Liquefied Natural Gas Is A Fossil Fuel That Exists In A Gaseous State At Room Temperature
Liquefied Natural Gas is natural gas that has been compressed into a liquid state for storage and transportation purposes. Natural gas may be carried worldwide easily since liquefied natural gas (LNG) is 600 times smaller than gaseous natural gas. LNG is created by cooling natural gas to below its boiling point, which is 162 °C (259 °F), and it is kept at or just above atmospheric pressure in double-walled cryogenic containers. Raising the temperature will cause it to return to its gaseous state.

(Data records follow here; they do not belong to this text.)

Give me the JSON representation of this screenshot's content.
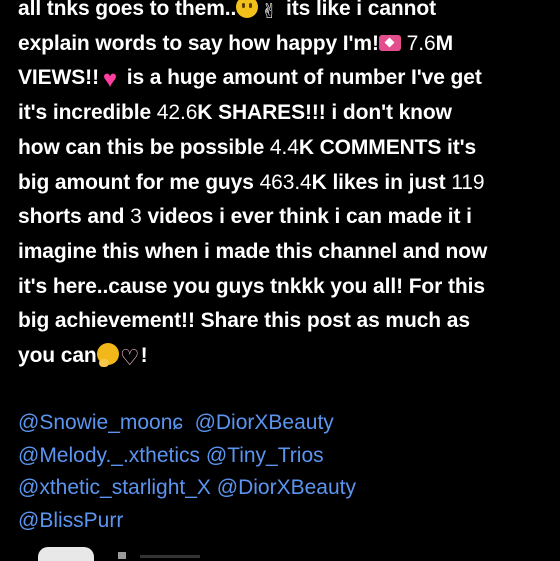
{
  "post": {
    "l1_a": "all tnks goes to them..",
    "l1_b": "its like i cannot",
    "l2_a": "explain words to say how happy I'm!",
    "l2_n": "7.6",
    "l2_b": "M",
    "l3_a": "VIEWS!!",
    "l3_b": "is a huge amount of number I've get",
    "l4_a": "it's incredible",
    "l4_n": "42.6",
    "l4_b": "K SHARES!!! i don't know",
    "l5_a": "how can this be possible",
    "l5_n": "4.4",
    "l5_b": "K COMMENTS it's",
    "l6_a": "big amount for me guys",
    "l6_n": "463.4",
    "l6_b": "K likes in just",
    "l6_n2": "119",
    "l7_a": "shorts and",
    "l7_n": "3",
    "l7_b": "videos i ever think i can made it i",
    "l8": "imagine this when i made this channel and now",
    "l9": "it's here..cause you guys tnkkk you all! For this",
    "l10": "big achievement!! Share this post as much as",
    "l11_a": "you can",
    "l11_b": "!"
  },
  "tags": {
    "t1": "@Snowie_moon",
    "t1_suffix": "ɕ",
    "t2": "@DiorXBeauty",
    "t3": "@Melody._.xthetics",
    "t4": "@Tiny_Trios",
    "t5": "@xthetic_starlight_X",
    "t6": "@DiorXBeauty",
    "t7": "@BlissPurr"
  },
  "emojis": {
    "smile": "slightly-smiling-face",
    "hand": "victory-hand",
    "letter": "love-letter",
    "heart": "pink-heart",
    "hug": "hugging-face",
    "hearthands": "heart-hands"
  }
}
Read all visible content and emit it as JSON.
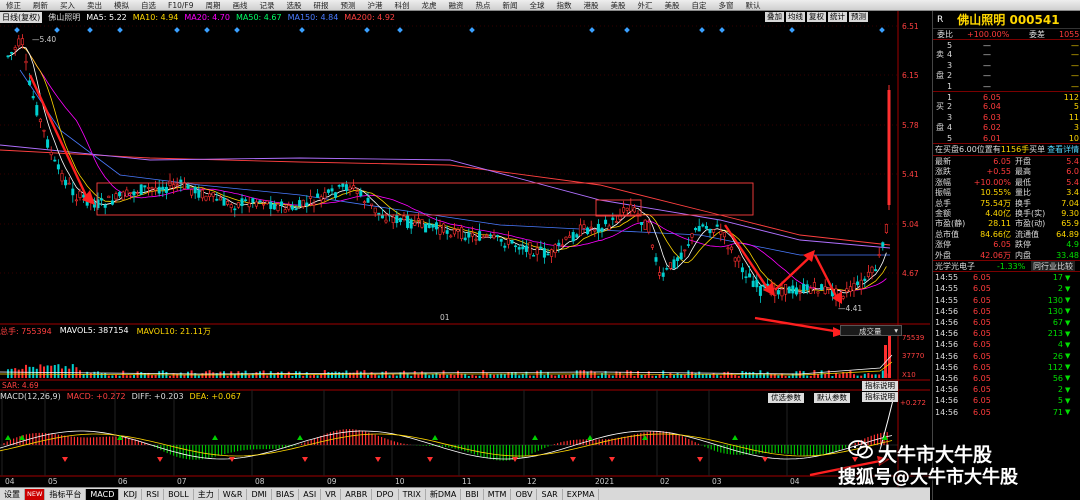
{
  "toolbar": [
    "修正",
    "刷新",
    "买入",
    "卖出",
    "模拟",
    "自选",
    "F10/F9",
    "周期",
    "画线",
    "记录",
    "选股",
    "研报",
    "预测",
    "沪港",
    "科创",
    "龙虎",
    "融资",
    "热点",
    "新闻",
    "全球",
    "指数",
    "港股",
    "美股",
    "外汇",
    "美股",
    "自定",
    "多窗",
    "默认"
  ],
  "legend": {
    "period": "日线(复权)",
    "stock": "佛山照明",
    "ma5": "MA5: 5.22",
    "ma10": "MA10: 4.94",
    "ma20": "MA20: 4.70",
    "ma50": "MA50: 4.67",
    "ma150": "MA150: 4.84",
    "ma200": "MA200: 4.92"
  },
  "chart_controls": [
    "叠加",
    "均线",
    "复权",
    "统计",
    "预测"
  ],
  "price_axis": [
    "6.51",
    "6.15",
    "5.78",
    "5.41",
    "5.04",
    "4.67"
  ],
  "annotations": {
    "high": "5.40",
    "low": "4.41",
    "marker": "01"
  },
  "volume": {
    "total": "总手: 755394",
    "mavol5": "MAVOL5: 387154",
    "mavol10": "MAVOL10: 21.11万",
    "dropdown": "成交量",
    "axis": [
      "75539",
      "37770",
      "X10"
    ]
  },
  "sar": "SAR: 4.69",
  "macd": {
    "title": "MACD(12,26,9)",
    "macd": "MACD: +0.272",
    "diff": "DIFF: +0.203",
    "dea": "DEA: +0.067",
    "axis": "+0.272",
    "btn_opt": "优选参数",
    "btn_default": "默认参数",
    "btn_help": "指标说明",
    "btn_help2": "指标说明"
  },
  "x_labels": [
    "04",
    "05",
    "06",
    "07",
    "08",
    "09",
    "10",
    "11",
    "12",
    "2021",
    "02",
    "03",
    "04"
  ],
  "bottom_tabs": [
    "设置",
    "NEW",
    "指标平台",
    "MACD",
    "KDJ",
    "RSI",
    "BOLL",
    "主力",
    "W&R",
    "DMI",
    "BIAS",
    "ASI",
    "VR",
    "ARBR",
    "DPO",
    "TRIX",
    "新DMA",
    "BBI",
    "MTM",
    "OBV",
    "SAR",
    "EXPMA"
  ],
  "right": {
    "r": "R",
    "name": "佛山照明",
    "code": "000541",
    "weibi_label": "委比",
    "weibi": "+100.00%",
    "weicha": "1055",
    "sell_label": [
      "卖",
      "盘"
    ],
    "buy_label": [
      "买",
      "盘"
    ],
    "sell": [
      [
        "5",
        "—",
        "—"
      ],
      [
        "4",
        "—",
        "—"
      ],
      [
        "3",
        "—",
        "—"
      ],
      [
        "2",
        "—",
        "—"
      ],
      [
        "1",
        "—",
        "—"
      ]
    ],
    "buy": [
      [
        "1",
        "6.05",
        "112"
      ],
      [
        "2",
        "6.04",
        "5"
      ],
      [
        "3",
        "6.03",
        "11"
      ],
      [
        "4",
        "6.02",
        "3"
      ],
      [
        "5",
        "6.01",
        "10"
      ]
    ],
    "zaimai": "在买盘6.00位置有",
    "zaimai2": "1156手",
    "zaimai3": "买单",
    "zaimai4": "查看详情",
    "stats": [
      [
        "最新",
        "6.05",
        "开盘",
        "5.4"
      ],
      [
        "涨跌",
        "+0.55",
        "最高",
        "6.0"
      ],
      [
        "涨幅",
        "+10.00%",
        "最低",
        "5.4"
      ],
      [
        "振幅",
        "10.55%",
        "量比",
        "3.4"
      ],
      [
        "总手",
        "75.54万",
        "换手",
        "7.04"
      ],
      [
        "金额",
        "4.40亿",
        "换手(实)",
        "9.30"
      ],
      [
        "市盈(静)",
        "28.11",
        "市盈(动)",
        "65.9"
      ],
      [
        "总市值",
        "84.66亿",
        "流通值",
        "64.89"
      ],
      [
        "涨停",
        "6.05",
        "跌停",
        "4.9"
      ],
      [
        "外盘",
        "42.06万",
        "内盘",
        "33.48"
      ]
    ],
    "sector": "光学光电子",
    "sector_change": "-1.33%",
    "sector_btn": "同行业比较",
    "ticks": [
      [
        "14:55",
        "6.05",
        "17"
      ],
      [
        "14:55",
        "6.05",
        "2"
      ],
      [
        "14:55",
        "6.05",
        "130"
      ],
      [
        "14:56",
        "6.05",
        "130"
      ],
      [
        "14:56",
        "6.05",
        "67"
      ],
      [
        "14:56",
        "6.05",
        "213"
      ],
      [
        "14:56",
        "6.05",
        "4"
      ],
      [
        "14:56",
        "6.05",
        "26"
      ],
      [
        "14:56",
        "6.05",
        "112"
      ],
      [
        "14:56",
        "6.05",
        "56"
      ],
      [
        "14:56",
        "6.05",
        "2"
      ],
      [
        "14:56",
        "6.05",
        "5"
      ],
      [
        "14:56",
        "6.05",
        "71"
      ]
    ]
  },
  "watermark": {
    "line1": "大牛市大牛股",
    "line2": "搜狐号@大牛市大牛股"
  }
}
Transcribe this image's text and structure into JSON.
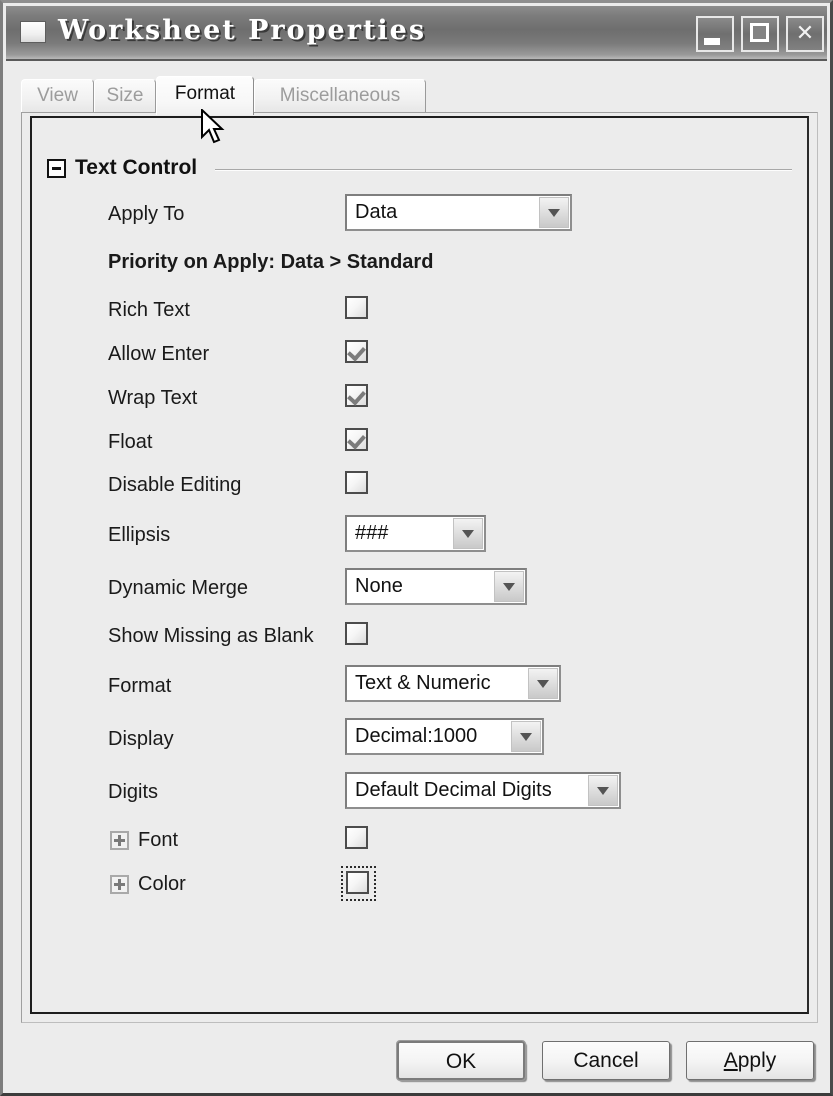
{
  "window": {
    "title": "Worksheet Properties",
    "icon": "window-square-icon",
    "controls": {
      "minimize": "minimize-icon",
      "maximize": "maximize-icon",
      "close": "✕"
    }
  },
  "tabs": [
    {
      "label": "View",
      "selected": false
    },
    {
      "label": "Size",
      "selected": false
    },
    {
      "label": "Format",
      "selected": true
    },
    {
      "label": "Miscellaneous",
      "selected": false
    }
  ],
  "group": {
    "title": "Text Control",
    "expanded": true,
    "toggle_glyph": "minus"
  },
  "fields": {
    "apply_to": {
      "label": "Apply To",
      "value": "Data"
    },
    "priority_note": "Priority on Apply: Data > Standard",
    "rich_text": {
      "label": "Rich Text",
      "checked": false
    },
    "allow_enter": {
      "label": "Allow Enter",
      "checked": true
    },
    "wrap_text": {
      "label": "Wrap Text",
      "checked": true
    },
    "float": {
      "label": "Float",
      "checked": true
    },
    "disable_editing": {
      "label": "Disable Editing",
      "checked": false
    },
    "ellipsis": {
      "label": "Ellipsis",
      "value": "###"
    },
    "dynamic_merge": {
      "label": "Dynamic Merge",
      "value": "None"
    },
    "show_missing_as_blank": {
      "label": "Show Missing as Blank",
      "checked": false
    },
    "format": {
      "label": "Format",
      "value": "Text & Numeric"
    },
    "display": {
      "label": "Display",
      "value": "Decimal:1000"
    },
    "digits": {
      "label": "Digits",
      "value": "Default Decimal Digits"
    },
    "font": {
      "label": "Font",
      "checked": false,
      "expander": "plus"
    },
    "color": {
      "label": "Color",
      "checked": false,
      "expander": "plus",
      "focused": true
    }
  },
  "buttons": {
    "ok": "OK",
    "cancel": "Cancel",
    "apply_accel": "A",
    "apply_rest": "pply"
  },
  "colors": {
    "dialog_face": "#ececec",
    "title_bar": "#6e6e6e",
    "text": "#1a1a1a",
    "disabled_tab_text": "#9c9c9c",
    "check_mark": "#7c7c7c"
  }
}
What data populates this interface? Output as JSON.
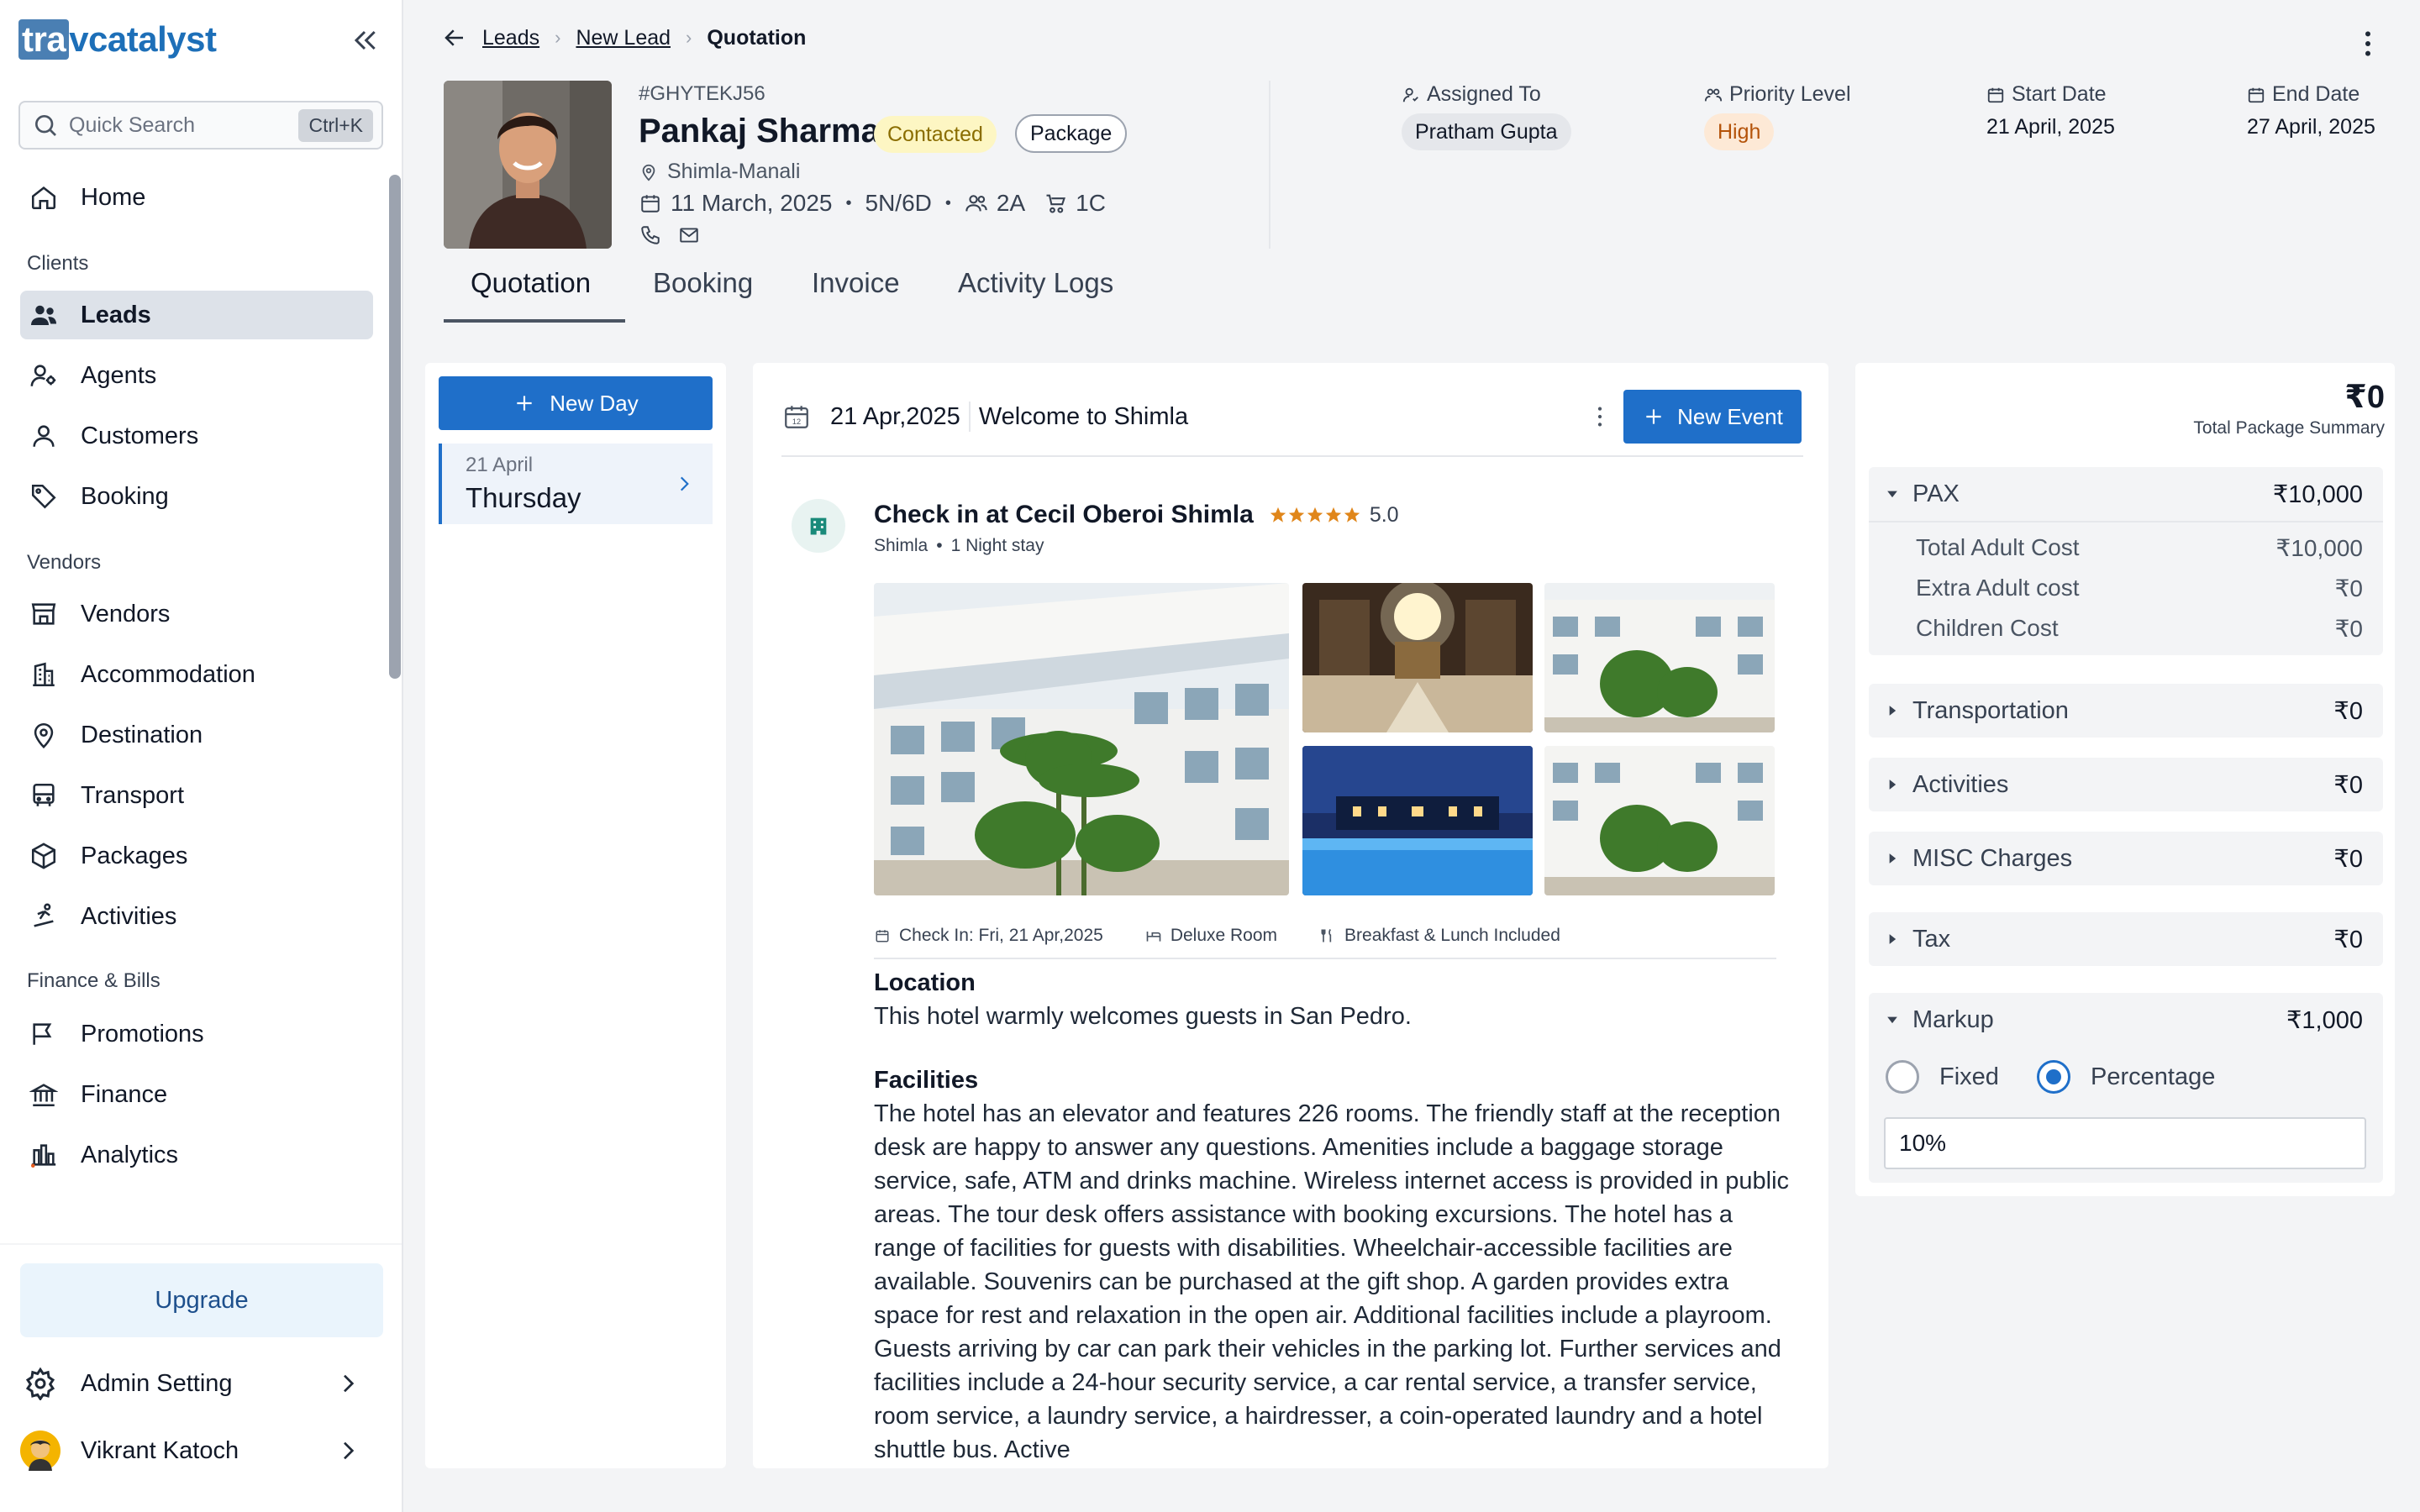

Natural gas is piped into LNG export plants where it is liquefied before being transported on LNG ships or tankers designed specifically for ocean travel. The majority of LNG is delivered in enormous, onboard, cryogenic (super-cooled) tanks by tankers referred to as LNG carriers. In addition to larger containers that can be loaded into ships and vehicles, smaller ISO-compliant containers are also used to transport Liquefied Natural Gas. LNG is unloaded from ships and kept in cryogenic storage tanks at import ports until being regasified or converted back to a gas. Natural gas pipelines are used to deliver the gas to industrial facilities, residential and commercial consumers, and gas-fired power plants after regasification.
Rapid growth in the role of Liquefied Natural Gas Market in the energy mix is evident. From 100 million tonnes in 2000 to around 300 million tonnes.
The amount of LNG traded grew. For example, in 1964, the first year of the LNG trade, just 80,000 tonnes of LNG were transported by two ships. Every step of the LNG process is handled by Shell, including identifying the fields, extracting the gas, liquefying it, exporting it, and converting the LNG back to gas and distributing it to customers.